Parliament’s youth and sports and constitutional and legislative affairs committees approved a bill last Monday that stipulates harsher penalties for sports team fan associations set up in contravention of the law.
The articles of the draft law, which was proposed by the government in May 2016, primarily target Egypt’s famous Ultras football fan clubs, which have been in frequent confrontation with the state in recent years, a conflict that has seen spectators banned from attending football matches since February 2012, bar few exceptions.
The committees sent the draft law to the house speaker, who will schedule it in the house’s agenda, local news reported.
The punitive measures of the draft law include 13 articles addressing “crimes of disorderly conduct in sports fields.” Among them is Article 88, which states that anyone who “by words either spoken or reproduced in signs, defames or insults a natural or legal person, or incites feelings of hatred or racial discrimination by any means of publicity, during or as a result of a sporting activity” can face “imprisonment for a period not less than one year or a fine or both.” The penalty is doubled if “the previous action is taken against a body or authority securing the sporting activity or the activity’s employees.”

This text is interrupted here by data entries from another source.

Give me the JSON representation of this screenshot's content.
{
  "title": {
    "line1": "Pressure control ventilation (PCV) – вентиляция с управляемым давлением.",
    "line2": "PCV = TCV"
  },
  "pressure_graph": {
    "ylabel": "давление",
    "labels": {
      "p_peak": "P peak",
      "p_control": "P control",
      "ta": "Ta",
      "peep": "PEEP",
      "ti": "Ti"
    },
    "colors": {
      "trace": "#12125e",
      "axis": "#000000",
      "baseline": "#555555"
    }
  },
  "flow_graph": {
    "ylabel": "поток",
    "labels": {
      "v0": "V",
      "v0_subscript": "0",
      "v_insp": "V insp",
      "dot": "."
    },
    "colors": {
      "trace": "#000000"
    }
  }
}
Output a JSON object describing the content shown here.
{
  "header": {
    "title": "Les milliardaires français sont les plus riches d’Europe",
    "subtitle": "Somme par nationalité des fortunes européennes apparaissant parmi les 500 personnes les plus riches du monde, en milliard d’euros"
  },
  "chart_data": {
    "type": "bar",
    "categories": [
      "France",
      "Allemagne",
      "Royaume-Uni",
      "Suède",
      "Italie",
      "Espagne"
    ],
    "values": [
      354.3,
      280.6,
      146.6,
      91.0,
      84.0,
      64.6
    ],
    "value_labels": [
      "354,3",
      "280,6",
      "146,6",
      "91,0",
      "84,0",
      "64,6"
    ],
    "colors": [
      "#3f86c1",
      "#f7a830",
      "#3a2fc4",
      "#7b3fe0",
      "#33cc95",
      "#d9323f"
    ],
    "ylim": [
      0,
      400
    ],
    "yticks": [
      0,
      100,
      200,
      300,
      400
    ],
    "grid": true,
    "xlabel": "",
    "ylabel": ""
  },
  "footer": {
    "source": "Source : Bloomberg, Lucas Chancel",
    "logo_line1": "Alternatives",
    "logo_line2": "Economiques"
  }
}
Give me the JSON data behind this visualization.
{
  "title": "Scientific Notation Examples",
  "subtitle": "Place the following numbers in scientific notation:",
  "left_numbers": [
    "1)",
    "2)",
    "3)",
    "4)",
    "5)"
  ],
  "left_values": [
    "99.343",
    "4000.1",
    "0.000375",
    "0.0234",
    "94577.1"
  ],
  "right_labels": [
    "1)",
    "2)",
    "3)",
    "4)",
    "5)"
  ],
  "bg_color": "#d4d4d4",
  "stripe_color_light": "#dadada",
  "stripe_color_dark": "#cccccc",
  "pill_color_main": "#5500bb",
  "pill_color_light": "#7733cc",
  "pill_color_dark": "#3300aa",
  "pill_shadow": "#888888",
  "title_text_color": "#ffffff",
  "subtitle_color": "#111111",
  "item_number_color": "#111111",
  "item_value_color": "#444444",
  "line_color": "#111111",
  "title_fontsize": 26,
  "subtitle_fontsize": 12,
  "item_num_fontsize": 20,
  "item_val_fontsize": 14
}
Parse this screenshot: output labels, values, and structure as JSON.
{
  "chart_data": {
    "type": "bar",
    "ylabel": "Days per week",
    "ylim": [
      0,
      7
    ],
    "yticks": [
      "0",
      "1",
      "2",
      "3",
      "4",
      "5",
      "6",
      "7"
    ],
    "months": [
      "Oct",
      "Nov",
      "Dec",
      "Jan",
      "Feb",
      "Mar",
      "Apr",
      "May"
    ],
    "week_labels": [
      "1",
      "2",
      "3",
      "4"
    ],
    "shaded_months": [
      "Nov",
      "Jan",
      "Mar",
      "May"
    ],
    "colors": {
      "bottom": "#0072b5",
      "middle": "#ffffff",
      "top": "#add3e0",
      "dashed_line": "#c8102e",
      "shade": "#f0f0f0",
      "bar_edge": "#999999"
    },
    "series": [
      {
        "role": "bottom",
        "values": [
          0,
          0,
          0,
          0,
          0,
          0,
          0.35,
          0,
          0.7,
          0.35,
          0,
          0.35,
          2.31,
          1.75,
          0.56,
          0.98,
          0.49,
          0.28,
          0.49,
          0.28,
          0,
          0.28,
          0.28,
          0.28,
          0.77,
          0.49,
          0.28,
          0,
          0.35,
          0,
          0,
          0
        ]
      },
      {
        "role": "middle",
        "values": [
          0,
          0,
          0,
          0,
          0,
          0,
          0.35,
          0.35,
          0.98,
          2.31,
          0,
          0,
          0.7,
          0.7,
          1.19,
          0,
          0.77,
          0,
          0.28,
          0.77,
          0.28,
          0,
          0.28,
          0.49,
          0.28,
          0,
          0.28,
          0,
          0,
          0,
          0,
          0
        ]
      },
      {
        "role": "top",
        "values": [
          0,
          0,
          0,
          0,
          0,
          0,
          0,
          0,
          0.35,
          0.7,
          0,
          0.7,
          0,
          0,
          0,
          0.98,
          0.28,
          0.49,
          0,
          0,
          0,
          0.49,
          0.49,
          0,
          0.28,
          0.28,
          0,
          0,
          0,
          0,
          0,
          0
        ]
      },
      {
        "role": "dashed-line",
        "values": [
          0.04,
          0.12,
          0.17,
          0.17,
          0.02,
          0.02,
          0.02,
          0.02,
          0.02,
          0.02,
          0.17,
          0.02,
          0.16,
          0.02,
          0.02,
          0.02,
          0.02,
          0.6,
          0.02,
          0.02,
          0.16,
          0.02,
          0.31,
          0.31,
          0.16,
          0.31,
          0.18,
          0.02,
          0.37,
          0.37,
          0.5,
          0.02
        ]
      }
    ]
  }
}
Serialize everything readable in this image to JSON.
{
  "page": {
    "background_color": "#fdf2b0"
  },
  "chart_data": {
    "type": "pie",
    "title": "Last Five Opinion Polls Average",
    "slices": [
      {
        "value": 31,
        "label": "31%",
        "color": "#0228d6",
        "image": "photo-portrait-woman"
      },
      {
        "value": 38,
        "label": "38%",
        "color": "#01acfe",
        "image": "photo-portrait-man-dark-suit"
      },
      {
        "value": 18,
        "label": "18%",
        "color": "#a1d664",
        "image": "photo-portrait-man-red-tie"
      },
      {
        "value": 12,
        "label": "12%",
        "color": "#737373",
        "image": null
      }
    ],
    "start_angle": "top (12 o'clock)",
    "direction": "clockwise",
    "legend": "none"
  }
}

The bill also stipulates that anyone entering or attempting to enter the premises of a sporting activity without having the right to do so will be imprisoned for a period of at least six months, which is doubled if the person is found in possession of fireworks or flammable materials or “any means which could be used to harm others or damage buildings or property.”
The law also criminalizes the establishment of sporting associations in contravention of the statutes of sporting authorities, sanctioned by the law. Anyone who founds an illegal sporting association will be subject to imprisonment for a minimum of three years, a fine or both. “Whoever, in any form, incites rioting among spectators or attacks buildings or property or interrupts a sporting activity in any form” may also face jail time, the duration of which is not defined.
The punitive measures targeting fan associations that included in the most recent draft were not present in the draft law published on the website of the Youth and Sports Ministry in September.
MP Radwan al-Zayyaty, deputy of Parliament’s Youth and Sports Committee, explains that the ministry “prepared the draft and Parliament added a punitive chapter in the bill to address disorder in football matches.” Speaking to Mada Masr, Zayyaty adds that Parliament Speaker Ali Abdel Aal has stated the law will be put to a final vote and sent to the president to issue it soon, and expects it to come into effect by April or May.
The Youth and Sports Committee and the Constitutional and Legislative Affairs Committee approved the bill in a meeting attended by Youth and Sports Minister Khaled Abdel Aziz last February. A report on the bill’s final draft will be presented to the speaker and his two deputies before a date is scheduled for a vote.
Member of the Constitutional and Legislative Committee Ahmed Sharqawy tells Mada Masr that the bill was approved after a five-minute discussion during Monday’s session. He says that despite the speaker’s decision last June to refer the bill to a joint-committee comprising of the Constitutional and Legislative Affairs Committee and the Youth and Sports Committee, only the latter had a chance to discuss the articles of the bill.
Sharqawy tells Mada Masr the shortage of time to discuss the bill was the result of the creation of a sub-committee, of which he was not a part.
The six-member sub-committee, which consisted of three MPs from each of the two committees, revised the Youth and Sports Committee’s amendments and redrafted articles addressing procedures of appeal, penalties and conflict-resolution. Only the Constitutional and Legislative Committee approved the work of the sub-committee, Sharqawy said.
Constitutional and Legislative Committee head Bahaa Abu Shaqqa decided on the formation of the sub-committee on November 1, 2016. Presided over by Hassan Basiouny, it included Mohamed Farag Amer, president of Alexandria’s Semouha Club and head of the Youth and Sports Committee, in addition to Radwan al-Zayyaty and Hamdy al-Sisi, also from that committee, as well as Abdel Moneim al-Eleimy and Gamal Eddin al-Sherif from the constitutional committee. The sub-committee finished on November 9.
Sharqawy calls the bill “a minefield,” explaining that the punitive measures are not proportional to the crimes and need further study.
Conversely, international arbitrator and Youth and Sports Committee member Reda al-Beltagy, MP, commends the bill, saying it will “allow the return of the Egyptian family to the stadium and will attract investments and quicken the pace of resolving sporting conflicts.”
He adds that the sports committee “discussed the articles of the bill and studied them closely over the past six months,” saying that several societal dialogues were conducted and attended by many concerned parties.